ENFIELD, Conn. (WTNH) – Five men from northern Connecticut are facing federal drug charges after being accused of running a drug trafficking organization in Enfield and Springfield, MA. Police say they have ties to a Mexican cartel.

News 8 obtained court documents from the U.S. Attorney’s office.

The following people have been charged:

  • Sergio Horta-Molina, 46, of Suffield
  • Octavio Razon-Mejia, also known as “Pachas,” 36, of Enfield
  • Carlos Gutierrez-Fernandez, also known as “Shaggy,” 38, of Enfield
  • Juan Sanchez-Razon, also known as “Juanito,” 27, of Enfield
  • Guillermo Capetillo-Cervantes, 34, of Enfield

“The drug activity, you don’t realize it until afterward. They are normal people, you don’t know,” said Carol, a neighbor.

Carol has lived on Pleasant Street in Enfield with her granddaughter for nearly two years. They’re right down the road from the former residence of an alleged drug trafficker with ties to the Mexican cartel.

“I didn’t know they lived down the road. I saw in the paper they had this big drug cartel arrest, and I’m like, wow, this happened in Enfield and it’s scary,” Carol said.

Octavio Razon-Mejia was living on Pleasant Street up until his arrest in May. He was allegedly one of five drug traffickers in the Enfield area working for Jalisco New Generation Cartel, considered by the U.S. Department of Justice as one of the most dangerous criminal organizations in the world.

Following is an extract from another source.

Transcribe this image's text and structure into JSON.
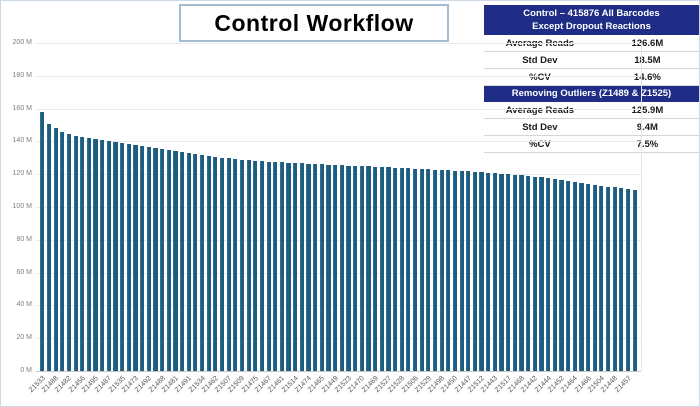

In a court affidavit, a DEA special agent stated that the leader of the Enfield drug trafficking organization, Sergio Horta-Molina, operated out of his Suffield home on East Street North, utilizing a chicken coop.

Horta-Molina had been on federal supervised release after serving 40 months in prison, having been found guilty of trafficking cocaine and heroin at the same Suffield home over five years ago.

On Russel Street is where one of the five members of the drug trafficking organizations was living. His name is Juan Sanchez-Razon. According to the DEA, their leader, Horta-Molina, had a packing of cocaine delivered to his address one week before they were arrested on May 5.

After obtaining video surveillance, wiretapping, and drug interceptions, the DEA Hartford Task Force determined his residence to be the main “stash house.”

The five men are charged with conspiracy to distribute and to possess with intent to distribute controlled substances. If convicted, they would face a mandatory minimum prison sentence of at least five years, and a maximum of 40 years.